A Rare Presentation of Suspected Temporal Bone Arteriovenous Malformation in Pregnancy
Xin Liu1, Alan Joseph1, Ayman Aboda2*, Brian McCully2
1Department of Obstetrics & Gynaecology, Monash University Medical School, Australia
2Department of Obstetrics & Gynaecology, Mildura Base Public Hospital, Mildura VIC 3500, Australia.
*Corresponding author
Dr Ayman Aboda, Department of Obstetrics & Gynaecology, Mildura Base Public Hospital, Mildura VIC 3500, Australia.
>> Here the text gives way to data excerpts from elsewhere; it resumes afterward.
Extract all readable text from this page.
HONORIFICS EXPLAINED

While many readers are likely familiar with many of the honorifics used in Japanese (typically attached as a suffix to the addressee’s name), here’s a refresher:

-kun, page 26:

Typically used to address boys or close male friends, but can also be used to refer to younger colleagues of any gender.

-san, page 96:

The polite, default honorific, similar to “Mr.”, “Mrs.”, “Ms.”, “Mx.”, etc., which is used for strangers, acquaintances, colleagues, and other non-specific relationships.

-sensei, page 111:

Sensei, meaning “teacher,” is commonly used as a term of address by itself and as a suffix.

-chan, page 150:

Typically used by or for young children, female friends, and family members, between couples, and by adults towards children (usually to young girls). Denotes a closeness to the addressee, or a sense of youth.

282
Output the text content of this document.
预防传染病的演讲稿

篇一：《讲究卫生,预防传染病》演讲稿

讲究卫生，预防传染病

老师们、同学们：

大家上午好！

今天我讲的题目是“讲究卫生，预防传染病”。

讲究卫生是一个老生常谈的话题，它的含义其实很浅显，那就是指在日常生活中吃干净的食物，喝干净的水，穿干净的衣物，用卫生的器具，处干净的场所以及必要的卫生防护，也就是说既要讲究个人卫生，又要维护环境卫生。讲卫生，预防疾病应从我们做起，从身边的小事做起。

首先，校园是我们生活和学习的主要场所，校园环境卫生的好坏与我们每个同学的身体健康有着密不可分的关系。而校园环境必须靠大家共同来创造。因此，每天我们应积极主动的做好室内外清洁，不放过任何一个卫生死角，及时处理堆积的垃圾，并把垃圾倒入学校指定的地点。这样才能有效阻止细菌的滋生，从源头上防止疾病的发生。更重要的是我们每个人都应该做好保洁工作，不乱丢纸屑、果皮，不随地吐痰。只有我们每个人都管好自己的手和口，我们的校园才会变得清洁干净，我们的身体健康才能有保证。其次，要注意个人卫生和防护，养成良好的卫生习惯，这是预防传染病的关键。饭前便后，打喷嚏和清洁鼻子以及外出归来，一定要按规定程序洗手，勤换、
DOI: 10.55920/JCRMHS.2023.05.001226
Abstract
Arteriovenous malformations (AVMs) are vascular anomalies that may lead to severe complications due to increased pressure and flow in venous structures. While AVMs can manifest in diverse anatomical regions, a temporal bone AVM in pregnancy is rare. This report presents the case of a 28-year-old woman diagnosed with a temporal bone AVM during her third trimester. She was conservatively managed and experienced an uneventful delivery. This case underscores the complexities in managing AVMs in pregnancy, particularly the delicate balance of weighing maternal and foetal risk. Given the potentially catastrophic sequelae of AVM rupture during pregnancy, management must be carefully tailored, considering factors such as AVM location, size, the potential for haemorrhage, and patient comorbidities. In our case, a collaborative approach with a tertiary neurosurgical team, alongside meticulous imaging analysis, was vital in ensuring favourable maternal and fetal outcomes. This case highlights the importance of multidisciplinary collaboration, appropriate imaging utilisation, and patient involvement in decision-making.
Introduction
An arteriovenous malformation (AVM) is an anomalous vascular communication between arterial and venous systems that circumvents the normal interposing capillary bed and may lead to shunting of highpressure arterial blood towards low-pressure efferent vessels. The abnormal flow may damage the veins causing complications such as varicosity, pain, swelling and hemorrhage (1) AVMs' dimensions, clinical manifestation, and complexity vary considerably depending on the location, calibre, and complexity of the vessels involved. Head and neck AVMs represent approximately 37.3% of all AVMs, with cerebral AVMs having a prevalence of about 0.01%–0.5% in the population. (2,3)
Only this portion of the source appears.